Liverpool Could Risk Derailing Jürgen Klopp's Anfield Revolution by Signing Timo Werner

Ben Carter

​Timo Werner has the world at his feet.

The RB Leipzig striker has emerged as one of the most in-demand players across Europe, with the continent's biggest teams fighting it out between them over who will be able to lure the 24-year-old away from Saxony.

It's easy to see why too. Since joining Red Bull's Bundesliga project, Werner has been directly involved in 127 goals in 150 appearances, even impressing at international level where he's scored 11 times for Die Mannschaft.

Bayern Munich have unsurprisingly been linked over the years and they were even believed to have a deal lined up for this summer as the striker neared the end of his contract, but Werner made a U-turn earlier this season and opted to extend his deal.

The Bavarians are still keeping tabs on Werner thanks to his release clause, while Chelsea have also been mentioned as a potential destination for him, but it's been links with Jürgen Klopp's Liverpool which have gained the most traction.

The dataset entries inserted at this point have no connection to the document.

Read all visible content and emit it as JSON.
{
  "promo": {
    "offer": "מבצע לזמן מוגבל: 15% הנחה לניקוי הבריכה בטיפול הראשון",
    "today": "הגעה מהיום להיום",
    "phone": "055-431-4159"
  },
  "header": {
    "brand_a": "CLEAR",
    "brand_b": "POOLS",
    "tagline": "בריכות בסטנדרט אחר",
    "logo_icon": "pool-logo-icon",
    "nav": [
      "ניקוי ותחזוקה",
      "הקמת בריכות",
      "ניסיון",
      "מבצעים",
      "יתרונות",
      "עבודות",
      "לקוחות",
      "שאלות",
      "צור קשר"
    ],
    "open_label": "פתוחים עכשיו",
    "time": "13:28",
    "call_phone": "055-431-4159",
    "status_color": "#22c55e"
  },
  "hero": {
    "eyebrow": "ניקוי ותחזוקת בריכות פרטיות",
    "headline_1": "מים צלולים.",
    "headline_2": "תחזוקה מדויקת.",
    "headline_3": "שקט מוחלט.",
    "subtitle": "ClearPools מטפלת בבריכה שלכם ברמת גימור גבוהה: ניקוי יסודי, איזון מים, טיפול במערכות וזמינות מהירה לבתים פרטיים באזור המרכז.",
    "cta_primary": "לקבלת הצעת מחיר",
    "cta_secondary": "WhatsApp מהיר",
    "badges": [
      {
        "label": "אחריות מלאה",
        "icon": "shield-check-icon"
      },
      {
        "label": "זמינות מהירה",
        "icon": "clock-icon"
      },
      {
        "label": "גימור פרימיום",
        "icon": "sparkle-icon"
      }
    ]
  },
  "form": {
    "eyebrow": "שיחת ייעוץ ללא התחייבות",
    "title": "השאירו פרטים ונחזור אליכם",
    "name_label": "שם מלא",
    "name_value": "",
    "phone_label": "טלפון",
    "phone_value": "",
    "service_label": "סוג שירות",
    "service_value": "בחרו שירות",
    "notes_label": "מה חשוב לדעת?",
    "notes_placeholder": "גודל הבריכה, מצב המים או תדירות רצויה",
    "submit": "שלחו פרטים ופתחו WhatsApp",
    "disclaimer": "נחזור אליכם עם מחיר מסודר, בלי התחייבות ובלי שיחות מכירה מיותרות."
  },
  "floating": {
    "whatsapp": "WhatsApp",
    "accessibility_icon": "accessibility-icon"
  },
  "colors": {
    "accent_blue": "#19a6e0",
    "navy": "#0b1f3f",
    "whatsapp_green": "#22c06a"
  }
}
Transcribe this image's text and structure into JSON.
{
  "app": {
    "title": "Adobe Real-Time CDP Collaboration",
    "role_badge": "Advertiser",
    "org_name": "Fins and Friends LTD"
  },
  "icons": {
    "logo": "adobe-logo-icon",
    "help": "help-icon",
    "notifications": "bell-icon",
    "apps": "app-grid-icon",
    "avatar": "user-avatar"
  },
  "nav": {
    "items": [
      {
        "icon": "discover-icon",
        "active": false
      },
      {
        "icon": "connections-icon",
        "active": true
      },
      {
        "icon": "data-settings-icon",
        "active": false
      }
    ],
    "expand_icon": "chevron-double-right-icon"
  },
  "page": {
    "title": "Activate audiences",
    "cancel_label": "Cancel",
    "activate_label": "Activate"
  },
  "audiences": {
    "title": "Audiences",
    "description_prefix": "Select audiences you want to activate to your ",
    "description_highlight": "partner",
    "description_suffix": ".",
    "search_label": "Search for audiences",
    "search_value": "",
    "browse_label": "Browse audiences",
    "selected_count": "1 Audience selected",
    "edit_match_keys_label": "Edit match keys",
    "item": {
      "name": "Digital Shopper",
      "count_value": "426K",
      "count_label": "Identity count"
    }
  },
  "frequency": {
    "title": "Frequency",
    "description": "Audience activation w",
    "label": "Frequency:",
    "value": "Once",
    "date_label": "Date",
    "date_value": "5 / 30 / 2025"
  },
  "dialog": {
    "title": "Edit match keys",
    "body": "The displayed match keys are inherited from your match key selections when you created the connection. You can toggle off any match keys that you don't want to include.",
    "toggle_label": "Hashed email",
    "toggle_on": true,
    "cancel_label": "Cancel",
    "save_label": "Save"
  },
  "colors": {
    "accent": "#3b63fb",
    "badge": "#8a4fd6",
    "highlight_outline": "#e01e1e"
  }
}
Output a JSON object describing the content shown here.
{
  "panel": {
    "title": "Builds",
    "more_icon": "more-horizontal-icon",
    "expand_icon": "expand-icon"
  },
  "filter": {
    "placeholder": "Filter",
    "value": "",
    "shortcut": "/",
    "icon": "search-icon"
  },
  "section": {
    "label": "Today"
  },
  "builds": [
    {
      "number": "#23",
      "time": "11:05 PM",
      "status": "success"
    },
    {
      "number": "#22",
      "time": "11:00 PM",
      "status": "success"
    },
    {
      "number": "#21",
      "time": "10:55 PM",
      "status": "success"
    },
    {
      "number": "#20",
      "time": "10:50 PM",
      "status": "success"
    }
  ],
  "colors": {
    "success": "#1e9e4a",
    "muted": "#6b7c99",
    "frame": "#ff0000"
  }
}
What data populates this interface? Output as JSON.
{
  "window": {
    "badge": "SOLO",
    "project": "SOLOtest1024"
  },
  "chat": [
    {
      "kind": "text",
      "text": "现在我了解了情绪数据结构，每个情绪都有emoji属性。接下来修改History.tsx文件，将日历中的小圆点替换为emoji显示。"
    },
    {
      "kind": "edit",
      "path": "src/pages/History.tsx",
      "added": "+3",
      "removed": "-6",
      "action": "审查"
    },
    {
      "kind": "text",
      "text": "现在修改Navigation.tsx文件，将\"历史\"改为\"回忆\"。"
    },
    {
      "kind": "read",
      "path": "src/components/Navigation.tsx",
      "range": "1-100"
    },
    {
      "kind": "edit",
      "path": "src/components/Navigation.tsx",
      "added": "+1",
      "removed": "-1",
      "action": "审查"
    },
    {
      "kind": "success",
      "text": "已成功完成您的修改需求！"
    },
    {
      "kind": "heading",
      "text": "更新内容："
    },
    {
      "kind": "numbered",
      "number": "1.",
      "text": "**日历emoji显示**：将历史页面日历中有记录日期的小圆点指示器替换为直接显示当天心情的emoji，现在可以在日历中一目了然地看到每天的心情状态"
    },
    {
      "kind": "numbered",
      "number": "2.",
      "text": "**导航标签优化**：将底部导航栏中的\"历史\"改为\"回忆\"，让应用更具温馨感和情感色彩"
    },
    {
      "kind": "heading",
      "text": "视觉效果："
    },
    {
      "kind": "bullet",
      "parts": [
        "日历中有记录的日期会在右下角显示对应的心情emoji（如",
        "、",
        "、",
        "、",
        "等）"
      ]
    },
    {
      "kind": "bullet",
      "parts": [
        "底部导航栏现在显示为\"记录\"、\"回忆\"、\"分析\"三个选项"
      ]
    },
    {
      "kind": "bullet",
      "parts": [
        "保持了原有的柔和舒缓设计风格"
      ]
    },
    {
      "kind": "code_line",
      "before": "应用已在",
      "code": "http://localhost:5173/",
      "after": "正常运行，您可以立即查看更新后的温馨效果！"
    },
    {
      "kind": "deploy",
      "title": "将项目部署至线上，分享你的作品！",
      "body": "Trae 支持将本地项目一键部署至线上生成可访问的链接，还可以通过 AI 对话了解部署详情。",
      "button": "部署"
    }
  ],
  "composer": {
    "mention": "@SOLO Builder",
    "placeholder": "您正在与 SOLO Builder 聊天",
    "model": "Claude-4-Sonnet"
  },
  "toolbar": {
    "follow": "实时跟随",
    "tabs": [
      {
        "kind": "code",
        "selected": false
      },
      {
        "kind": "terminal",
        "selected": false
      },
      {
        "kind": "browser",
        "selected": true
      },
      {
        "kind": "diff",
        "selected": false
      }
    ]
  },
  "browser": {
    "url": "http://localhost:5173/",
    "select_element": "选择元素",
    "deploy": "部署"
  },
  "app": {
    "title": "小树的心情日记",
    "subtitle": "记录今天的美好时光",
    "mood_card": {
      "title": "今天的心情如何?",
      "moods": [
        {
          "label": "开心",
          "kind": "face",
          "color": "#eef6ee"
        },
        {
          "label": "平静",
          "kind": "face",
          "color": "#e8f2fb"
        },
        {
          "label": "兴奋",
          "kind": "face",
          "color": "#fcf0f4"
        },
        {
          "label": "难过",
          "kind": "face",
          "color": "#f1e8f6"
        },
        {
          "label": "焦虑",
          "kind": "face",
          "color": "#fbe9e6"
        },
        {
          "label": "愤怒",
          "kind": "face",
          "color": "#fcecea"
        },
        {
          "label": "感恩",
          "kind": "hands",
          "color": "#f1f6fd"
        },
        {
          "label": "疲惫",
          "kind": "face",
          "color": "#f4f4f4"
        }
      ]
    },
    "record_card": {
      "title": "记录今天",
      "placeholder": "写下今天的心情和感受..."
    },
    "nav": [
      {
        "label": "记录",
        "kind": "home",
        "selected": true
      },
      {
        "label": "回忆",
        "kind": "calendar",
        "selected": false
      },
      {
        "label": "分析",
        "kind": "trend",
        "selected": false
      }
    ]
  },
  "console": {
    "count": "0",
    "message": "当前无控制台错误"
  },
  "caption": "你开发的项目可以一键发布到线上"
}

It would be a move which seems to make a lot of sense for Wener as well. 

The 24-year-old thrives in a fast-paced system and has his own highlight reel from devastating counter-attacks, while his development under Red Bull's ethos, working under the likes of Ralph Hasenhüttl, Ralf Rangnick and most recently Julian Nagelsmann, would be invaluable in transitioning to Klopp's system at Anfield.

On the surface of things, there's no reason why it wouldn't make sense for Liverpool either. The club don't really have a recognised striker they can rely on - Roberto Firmino spent the majority of his career as an attacking midfielder before moving to Merseyside - while Werner's versatility would even give them more options out wide.

But for all the quality which Werner would bring to the north-west, RB Leipzig's star man could also be the chink in Liverpool's armour which brings their current rise to the top of European football's hierarchy to an abrupt halt.

It's Liverpool's threat from wide areas which has received the most praise over the last few seasons, but Firmino's role as the glue which brings it all together has been invaluable.

Werner is comfortably the better goalscorer and he certainly isn't a one-trick pony, but almost 80 per cent of Werner's 95 shots this season have come from his right foot, compared to just 48 per cent of Firmino's 87, while that gap gets even wider when looking at how each of their goals has been scored.

The biggest challenge Liverpool would face adapting to Werner, however, would be his ability on the ball compared to Firmino, both with the German's interplay with his teammates and how he carries the ball on his own.

At Liverpool, Firmino acts as an unorthodox striker for the betterment of the team as a whole, bringing out the best of Sadio ManéMohamed Salah and even the midfielders who arrive in support of their front three.

But it's chalk and cheese compared to what's going on in Leipzig. They're certainly not a one-man team, but in attack, the likes of Yussuf Poulsen and Patrik Schick don't offer the same constant threat that Werner's raw pace brings.

Of course, Werner would still be playing at an extremely high level even if he was slower, but he doesn't come close to matching Mané or Firmino from a technical standpoint.

Even positionally, Werner has a tendency to drift out wide - almost always to the left - which can cause problems for Leipzig quite often, resulting in them overloading on one side of the pitch after the ball has been turned over.

The Germany international is still very much an individual at RB Leipzig, and although he's formed fantastic partnerships over the years, the club feel more like they set up with 10 players, plus Werner - lacking the same sort of cohesion across the board that you see at Bayern Munich or Borussia Dortmund.

At Liverpool, and even for Klopp specifically, that cohesion throughout the squad has been paramount in their success over the last two seasons and they should be avoiding any players who could put that togetherness at risk.

Werner might prove to be a bargain for one of European football's best teams this summer.

But he won't have a guaranteed spot in Liverpool's starting lineup next season, and even if the pros and cons of signing him weight each other out, Klopp won't want to make any signings which could prove to be a speedbump in their road to becoming a generation-defining team.